No fim da plataforma há uma fresta como um caminho.
As mãos de um atlas catatônico sustentam um desconcertante mundo,
Gesso, pó e cimento, diante de todos os fantasmas das gerações vagantes
Que passaram sem destino conhecido, indiferentes, no insano retrato,
O descaso da partida, o desterro da chegada.
Cuidado: porta automática.

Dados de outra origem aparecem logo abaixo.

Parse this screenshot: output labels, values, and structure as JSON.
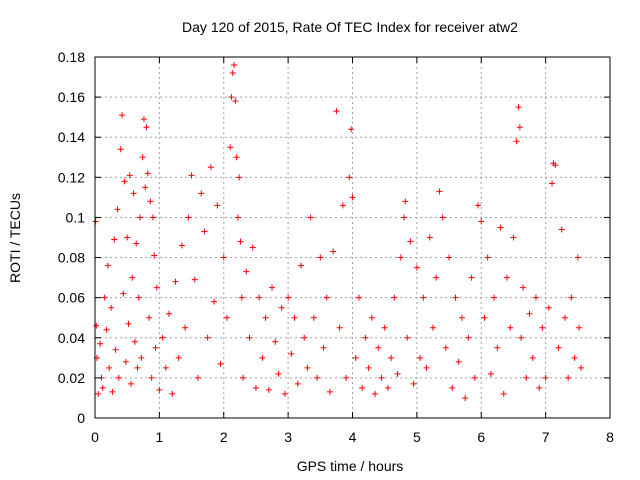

Aguarde o sinal.
Você está na área de tiro à espera de um “dia feliz”.

Ginsberg & Presley

Calado diante da tela ouro eletrônica
de um perdido computador dinossauro
vejo velho o novo que envelhece em dias,
a lama da antiga criação.
Calado diante dos cajados infames,
tapas na cara irremediáveis,
calado diante de Ginsberg ao ler Meu Amo,
o amor armado da servidão,
Fico apenas calado.
Range sutil a morte das palavras na memória vil,
bancos de dados.
Ao ouvir Presley "You were allways on my mind",
como se fosse Presley,
bancos de dados estão a confirmar se verdadeiro ou falso
como se pudessem,
deixo-me ruir incapaz de retornar,
abelha ao fim do dia, entre sóis artificiais.
Calado diante do ouro de teus cabelos
e das luzes de sódio-sol noite,
calado diante dos cartazes, dos apelos e das violações,
Calado diante dos últimos inventos,
das horas da indiferença, da meia vida,
fim de mim e do século da velocidade,
eu, cansado, desapareço inútil e silente.

5 de agosto de 2008

Mande um aviso

Alô?
Alô...
Sou eu...
Que silêncio o seu...
Branco papel...
Meu mel...
Meu fel...
Após o terceiro sinal,
Deixe sua mensagem...
Clic...
Tu… Tu… Tu...

Seixos

Dois velhos seixos,
Arredondados seixos
Imersos no leito do Nilo,
Fundo de uma velha correnteza,
Noite dos tempos.
Nem Isis incansável os encontrou.
Vida das marés,
Carne de Osíris,
Pedras da fertilidade sacra,
A água só faz acariciar eternamente.

Durma bem Cacau...

Chove...
Um guarda-chuva colorido,
As manchas de oncinha no vestido,
Derramas teu olhar caído
Sem fitar ninguém e, fim da noite, vais.

Vejo-te descer mais uma vez a rua
Absorta e indiferente, quase toda tua,
Sexo de aluguel, uma aventura,
Meu desejo de que estivesses toda nua,
A morna carícia afável que tortura.

Sigo-te a rodopiar no vento,
Por um instante, um estremecimento
Quase isento de mim em minha lama.
E, insone, busco um sonhado alento
Nos teus braços de programa.

Chove...
O olhar absorto e distraído,
Vais embora num passo decidido.
Em minha solidão dou-me enfim por vencido
E a hora vaza-me em nascentes lacrimais.